Una feminidad que puede destrozarte si la molestas.
Lestat de Lioncourt
Es difícil aceptarte frente al espejo
cuando posees cicatrices tan profundas. No son cicatrices que otros
puedan contemplar y palpar. Son las cicatrices que únicamente tú,
al echar un vistazo a tu reflejo, observas con facilidad. Puedes
sentir como se abren y aparecen sobre tu torso, en tu vientre,
manchando tu cintura o arañando tus piernas. Son las heridas del
alma. Un alma vieja, cansada y harta de soportar las mismas
acusaciones de una sociedad que aparentemente cambia, pero sólo muda
la piel.
Nací hace miles de años. Ya
desconozco la fecha exacta, aunque creo que jamás la supe con
certeza. El mundo se burló de mí nada más se recogido por los
brazos de mi madre, la cual me vio como un monstruo y un castigo
divino. Me convertí rápido en un objeto animado que todo el mundo
temía, odiaba o sentía indiferencia. Aún no sé como llegué a los
quince años.
Sentí los grilletes muy pronto, así
como la arena bajo mis sandalias. La rabia, el dolor, el miedo a
morir y a vivir me hacían ser formidable. Sin embargo, nadie se
compadecía de mí. Era fruto de deseos prohibidos. Llegué a ser la
puta favorita de muchos hombres y me marcaron como si fuese ganado.
El reflejo en el cubo de agua, donde lavaba mi cuerpo maltratado,
veía a la mujer que yo era, aunque para el resto era una quimera.
Siempre me he sentido un monstruo, un
ser a medio hacer, pero luego lo contemplo a él observándome con
una suave sonrisa en sus labios. Me mira con cariño y cortesía, sin
desprecio o deseos deshonestos. Él me mira como miraría un hombre a
su mujer, no a una víctima perfecta para retorcer entre sus manos.

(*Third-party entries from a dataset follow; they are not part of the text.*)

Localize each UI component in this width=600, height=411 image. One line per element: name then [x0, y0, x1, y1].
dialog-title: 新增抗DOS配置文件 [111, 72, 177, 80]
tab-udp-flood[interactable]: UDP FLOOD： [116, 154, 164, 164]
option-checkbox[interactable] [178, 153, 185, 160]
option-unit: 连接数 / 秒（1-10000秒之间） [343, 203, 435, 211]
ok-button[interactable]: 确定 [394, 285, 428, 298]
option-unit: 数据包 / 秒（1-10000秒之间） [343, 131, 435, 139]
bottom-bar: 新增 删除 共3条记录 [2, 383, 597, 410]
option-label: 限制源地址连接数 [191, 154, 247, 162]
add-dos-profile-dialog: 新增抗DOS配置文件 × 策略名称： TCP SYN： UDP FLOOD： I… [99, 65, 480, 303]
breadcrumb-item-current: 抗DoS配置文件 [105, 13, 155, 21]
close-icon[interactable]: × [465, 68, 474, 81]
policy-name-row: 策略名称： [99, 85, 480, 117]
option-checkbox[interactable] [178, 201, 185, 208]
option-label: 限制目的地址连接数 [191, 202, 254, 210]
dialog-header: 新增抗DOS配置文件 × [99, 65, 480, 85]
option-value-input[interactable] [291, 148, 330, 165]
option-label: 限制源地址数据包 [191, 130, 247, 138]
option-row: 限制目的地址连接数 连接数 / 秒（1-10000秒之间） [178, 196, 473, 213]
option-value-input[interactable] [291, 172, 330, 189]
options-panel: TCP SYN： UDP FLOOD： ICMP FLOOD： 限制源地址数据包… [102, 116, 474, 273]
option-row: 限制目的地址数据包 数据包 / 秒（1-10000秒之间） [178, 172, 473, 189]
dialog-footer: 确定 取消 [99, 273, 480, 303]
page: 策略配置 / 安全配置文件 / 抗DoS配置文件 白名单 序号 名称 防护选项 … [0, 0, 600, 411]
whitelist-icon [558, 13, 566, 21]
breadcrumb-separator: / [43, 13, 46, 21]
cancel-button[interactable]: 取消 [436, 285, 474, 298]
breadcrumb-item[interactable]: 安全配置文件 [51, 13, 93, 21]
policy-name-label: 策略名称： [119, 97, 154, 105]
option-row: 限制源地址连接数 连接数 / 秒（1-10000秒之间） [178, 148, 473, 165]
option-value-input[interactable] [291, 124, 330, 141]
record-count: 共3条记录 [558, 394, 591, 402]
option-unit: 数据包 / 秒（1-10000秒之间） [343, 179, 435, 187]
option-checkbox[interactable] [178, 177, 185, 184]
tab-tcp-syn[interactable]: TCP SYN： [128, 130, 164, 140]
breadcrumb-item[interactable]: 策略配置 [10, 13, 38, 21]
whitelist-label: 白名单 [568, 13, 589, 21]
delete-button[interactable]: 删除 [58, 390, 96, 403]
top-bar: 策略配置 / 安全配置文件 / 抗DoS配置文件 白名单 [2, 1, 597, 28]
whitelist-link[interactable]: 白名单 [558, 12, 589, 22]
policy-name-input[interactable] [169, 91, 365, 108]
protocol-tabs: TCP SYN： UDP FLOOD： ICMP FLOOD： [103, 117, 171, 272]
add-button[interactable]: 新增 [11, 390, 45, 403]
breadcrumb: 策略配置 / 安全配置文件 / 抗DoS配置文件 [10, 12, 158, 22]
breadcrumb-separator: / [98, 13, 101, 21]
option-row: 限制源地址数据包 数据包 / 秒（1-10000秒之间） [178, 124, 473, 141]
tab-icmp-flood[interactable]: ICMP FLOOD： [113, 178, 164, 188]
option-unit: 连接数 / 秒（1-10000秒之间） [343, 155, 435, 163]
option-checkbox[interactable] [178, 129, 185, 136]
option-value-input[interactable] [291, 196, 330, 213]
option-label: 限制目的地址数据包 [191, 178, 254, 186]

Arion, mi hacedor, me dio la vida eterna mientras me susurraba que yo
podía ser lo que quisiera.
Por eso hoy no soy ni hombre ni mujer.
Para él soy una dama, una mujer llena de pasión y sensualidad. Pero
para los negocios, esos donde debo de ser un auténtico monstruo, he
decidido tomar la pose varonil. Aún hoy las mujeres son
despreciadas, o ninguneadas, por un amplio sector de hombres y
mujeres. El mundo está cambiando lentamente, pero todavía sólo
muda la piel. Hay mucho odio hacia las personas que son como yo,
hacia las mujeres y también hacia los hombres. Idealizamos los
géneros inculcando valores pésimos y lastres para el alma.
Deberíamos ser quienes deseáramos, hacer aquello que no está
destinado a un género sino a una virtud o un sentimiento. Todavía
los hombres se consideran menos hombres por llorar y las mujeres
menos mujeres por poseer carácter. Los valores tradicionales no
valen, pero tampoco los modernos. Carecemos de auténtica igualdad o
equilibrio.
Ahora me encuentro desnuda frente al
espejo. Mis pequeños pechos tienen duros sus pezones cafés, tan
minúsculos como atractivos para él, y mis suaves caderas, esas que
muchas veces acentúo gracias a las estrechas faldas, se muestran
acogedoras. Tengo piernas largas, fuertes y torneadas. Mi vientre en
plano y poseo un ombligo casi perfecto. Los brazos, esos que se
usaron para levantar escudos y lanzas, están bien formados. Y entre
mis piernas ese fatídico monstruo, ese miembro a medio hacer y esa
vagina sin sentido. Hermafrodita.
Hoy puedo mirarme a la cara, pero es
porque esa herida, aunque esté ahí, va cicatrizando mientras mi
corazón se endurece con el resto del mundo. Pero no con él. Con
Arion no puedo tener corazón de piedra. Él no se merece ser odiado
u olvidado. Él se merece que yo me libere del dolor que todavía
cargo. Pobre de aquel que se burle de mi desgracia, pues encontrará
la muerte. Seré la quimera que arranque sus corazones con mis garras
y los convierta en símbolo de mis lágrimas frustradas. La misma que
regresará al nido de sus brazos, pedirá que la rodeen como una niña
perdida y la besen como un tesoro perdido en el tiempo.